I am so sorry. My husband lost his dad to cancer six years ago. It was very painful for all of us.

I hope hospice can help make the time your father has left as comfortable as possible.

You are all in our prayers.

PixelFight.ca said...

Our thoughts are with you, and we hope you can continue the fight to make cancer disappear. www.pixelfight.ca

fall wedding flowers said...

be strong.. Jesus never leave you alone..

Ori said...

it's ironic that to live means to be exposed by sadness, and there's a saying, that's why baby's crying when seeing the world for the first time.

Many times I get annoyed by my Dad, but your writing awakes me.

I don't know what to say to make you and family feeling better, but I keep praying that your Dad will get what best for him according to God.

ps. I saw you have twitter, I contacted http://twitter.com/prayers and http://twitter.com/littleprayerbox last year and beginning of this year during my Mom's health problems. The nice people there sent some prayers that really comforted me, especially the guys in littleprayerbox.

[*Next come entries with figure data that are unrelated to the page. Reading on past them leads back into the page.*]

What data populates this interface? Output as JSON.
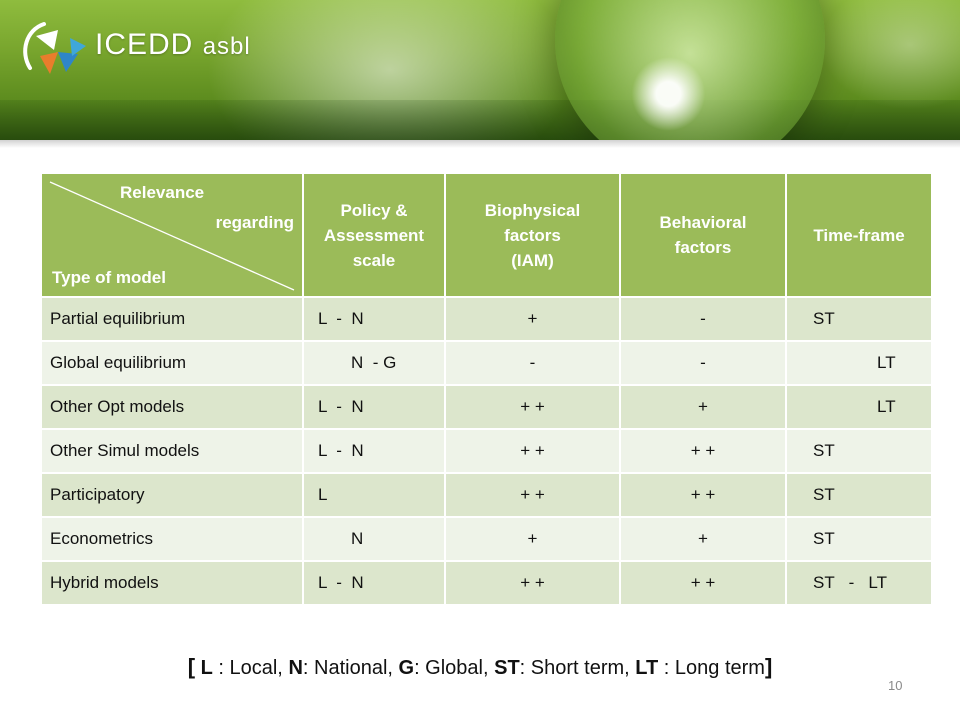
{
  "brand": {
    "name": "ICEDD",
    "suffix": "asbl"
  },
  "table": {
    "corner": {
      "relevance": "Relevance",
      "regarding": "regarding",
      "type": "Type of model"
    },
    "headers": {
      "scale": [
        "Policy &",
        "Assessment",
        "scale"
      ],
      "bio": [
        "Biophysical",
        "factors",
        "(IAM)"
      ],
      "beh": [
        "Behavioral",
        "factors"
      ],
      "tf": "Time-frame"
    },
    "rows": [
      {
        "type": "Partial equilibrium",
        "scale": "L  -  N",
        "bio": "+",
        "beh": "-",
        "tf": "ST"
      },
      {
        "type": "Global equilibrium",
        "scale": "       N  - G",
        "bio": "-",
        "beh": "-",
        "tf": "LT"
      },
      {
        "type": "Other Opt models",
        "scale": "L  -  N",
        "bio": "+ +",
        "beh": "+",
        "tf": "LT"
      },
      {
        "type": "Other Simul models",
        "scale": "L  -  N",
        "bio": "+ +",
        "beh": "+ +",
        "tf": "ST"
      },
      {
        "type": "Participatory",
        "scale": "L",
        "bio": "+ +",
        "beh": "+ +",
        "tf": "ST"
      },
      {
        "type": "Econometrics",
        "scale": "       N",
        "bio": "+",
        "beh": "+",
        "tf": "ST"
      },
      {
        "type": "Hybrid models",
        "scale": "L  -  N",
        "bio": "+ +",
        "beh": "+ +",
        "tf": "ST   -   LT"
      }
    ]
  },
  "legend": {
    "open": "[",
    "l_key": "L",
    "l_desc": " : Local, ",
    "n_key": "N",
    "n_desc": ": National, ",
    "g_key": "G",
    "g_desc": ": Global, ",
    "st_key": "ST",
    "st_desc": ": Short term, ",
    "lt_key": "LT",
    "lt_desc": " : Long term",
    "close": "]"
  },
  "page_number": "10",
  "colors": {
    "header_green": "#9bbb59",
    "row_dark": "#dce6cc",
    "row_light": "#eef3e8"
  }
}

Merry Christmas to your Dad, you and all your loved ones.

Mara said...

Hi Sandy. I only got to visit your blog just now and read about your Dad. That is extremely sad and I know how it feels. My Dad passed away because of that darn cancer 2 years ago, 3 months before Christmas and 5 months before my college graduation (which he was so excited about). I still every time and reading your entries about your dad always brings tear in my eyes.

I hope you and the rest of your family will be strong and will be together during this trying time. Hug your dad, take care of him, tell him how much you love him, thank him, avoid showing weakness in front of him. Cherish the moments that you get to spend with him and the rest of your family.

I pray for strength and courage for you, your dad and your family.

Grace said...

I've been thinking of you and your dad since he went into the hospital a bit ago with what could have been dehydration? I've had your family on my heart and am so sorry to hear this news. Hard harsh time for you all. I will pray for his comfort and your strength. God Bless you all.